Daschle: Iraq vote 'wrong call'
WASHINGTON (AP) -- Former Senate Democratic Leader Tom Daschle said Friday that he made the "wrong call" when he voted to authorize force in Iraq five years ago.
Daschle, the South Dakotan who was defeated by Republican John Thune in 2004, said in an Iowa speech that he has thought and prayed about that vote.
"Like many others, I often get asked whether I made the right or wrong call," he said. "Let me be perfectly clear: it was the wrong call."
In his speech to the Iowa chapter of the National Security Network, Daschle said the United States needs to regain international trust.
"We must do better, and we are right to call on the presidential candidates to commit to do better -- and then to hold them to those commitments," he said. "Trust is especially important when it comes to the use of our military power. On this principle more than any other, (President Bush) has dramatically failed our country and our military."
Daschle considered a run for the presidency last year but decided against it. Since then, he has endorsed Illinois Sen. Barack Obama.
His words were stronger than those in a speech about the war he delivered in November 2005.
In that speech, he also said he had thought and prayed about his vote to authorize force. Similarly, he said he often was asked whether he made the right or wrong call. But he stopped short of saying he thought he made the wrong call.

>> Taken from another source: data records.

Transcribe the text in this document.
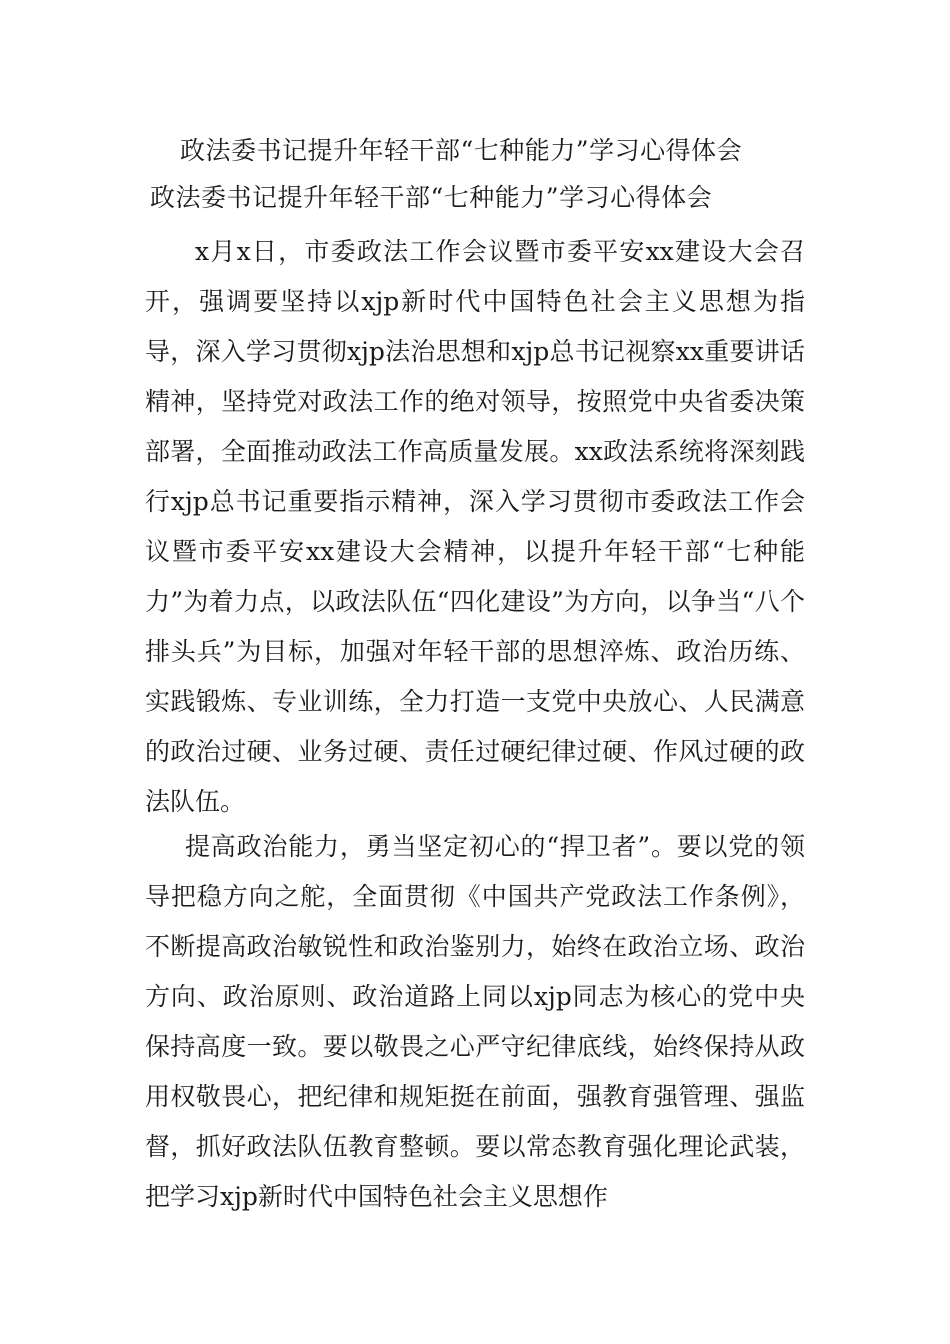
政法委书记提升年轻干部“七种能力”学习心得体会
政法委书记提升年轻干部“七种能力”学习心得体会

x月x日，市委政法工作会议暨市委平安xx建设大会召开，强调要坚持以xjp新时代中国特色社会主义思想为指导，深入学习贯彻xjp法治思想和xjp总书记视察xx重要讲话精神，坚持党对政法工作的绝对领导，按照党中央省委决策部署，全面推动政法工作高质量发展。xx政法系统将深刻践行xjp总书记重要指示精神，深入学习贯彻市委政法工作会议暨市委平安xx建设大会精神，以提升年轻干部“七种能力”为着力点，以政法队伍“四化建设”为方向，以争当“八个排头兵”为目标，加强对年轻干部的思想淬炼、政治历练、实践锻炼、专业训练，全力打造一支党中央放心、人民满意的政治过硬、业务过硬、责任过硬纪律过硬、作风过硬的政法队伍。

提高政治能力，勇当坚定初心的“捍卫者”。要以党的领导把稳方向之舵，全面贯彻《中国共产党政法工作条例》，不断提高政治敏锐性和政治鉴别力，始终在政治立场、政治方向、政治原则、政治道路上同以xjp同志为核心的党中央保持高度一致。要以敬畏之心严守纪律底线，始终保持从政用权敬畏心，把纪律和规矩挺在前面，强教育强管理、强监督，抓好政法队伍教育整顿。要以常态教育强化理论武装，把学习xjp新时代中国特色社会主义思想作
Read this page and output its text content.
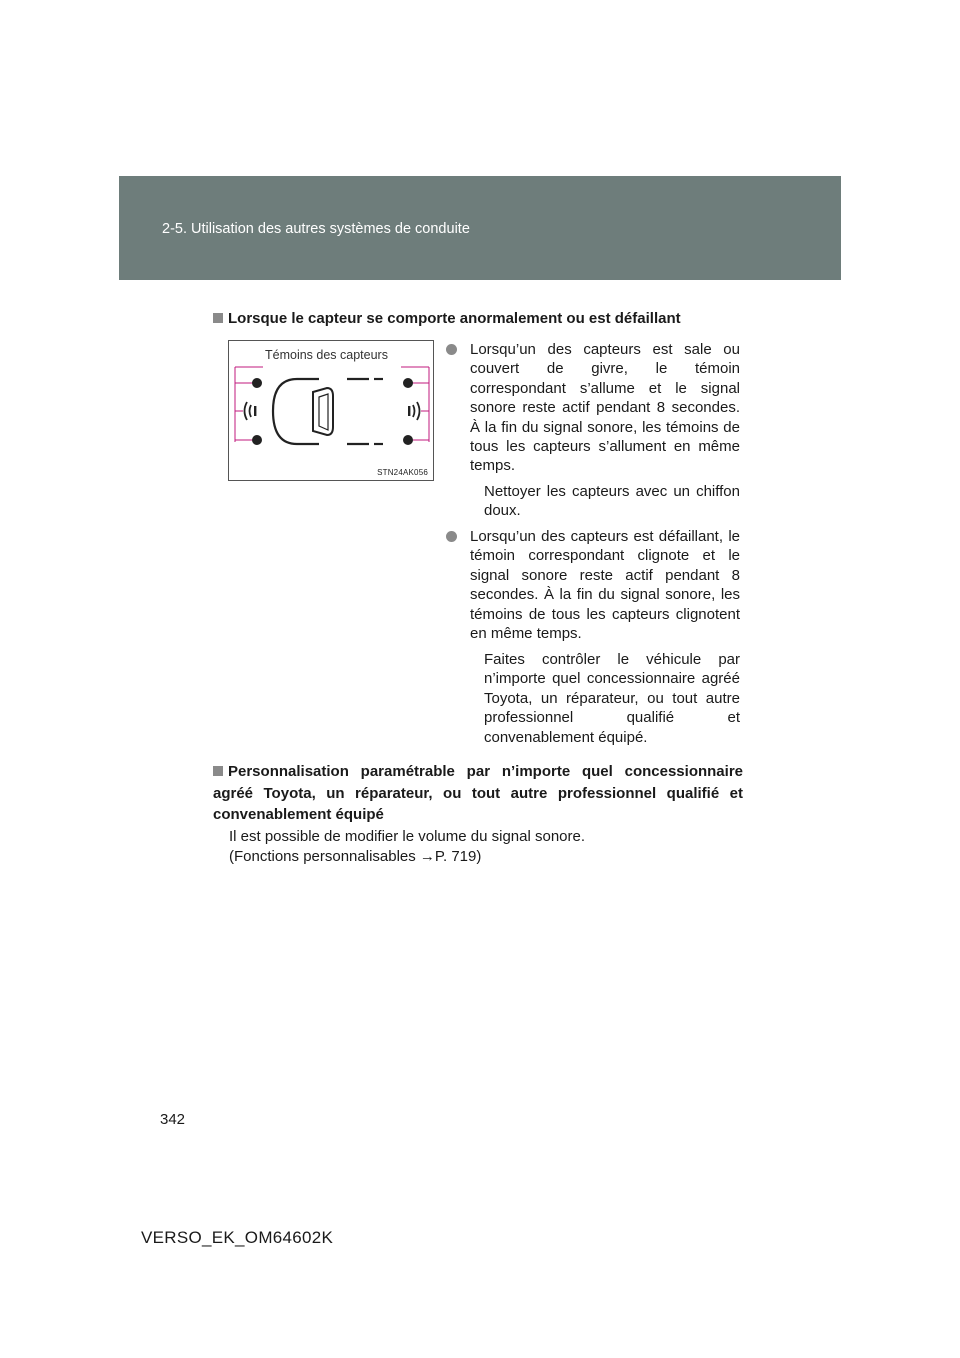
2-5. Utilisation des autres systèmes de conduite
Lorsque le capteur se comporte anormalement ou est défaillant
Témoins des capteurs
STN24AK056
Lorsqu’un des capteurs est sale ou couvert de givre, le témoin correspondant s’allume et le signal sonore reste actif pendant 8 secondes. À la fin du signal sonore, les témoins de tous les capteurs s’allument en même temps.
Nettoyer les capteurs avec un chiffon doux.
Lorsqu’un des capteurs est défaillant, le témoin correspondant clignote et le signal sonore reste actif pendant 8 secondes. À la fin du signal sonore, les témoins de tous les capteurs clignotent en même temps.
Faites contrôler le véhicule par n’importe quel concessionnaire agréé Toyota, un réparateur, ou tout autre professionnel qualifié et convenablement équipé.
Personnalisation paramétrable par n’importe quel concessionnaire agréé Toyota, un réparateur, ou tout autre professionnel qualifié et convenablement équipé
Il est possible de modifier le volume du signal sonore.
(Fonctions personnalisables →P. 719)
342
VERSO_EK_OM64602K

"The way these questions are often asked of me, it feels as if it's some kind of game of political gotcha," he said then. "It is indicative of a disconnected self-indulgence in Washington that believes what matters most is what Washington does and how it feels about what it has done."
Daschle said in 2005 that "the truth is what matters most right now is not whether we made the right call before; it is whether we will make the right calls now."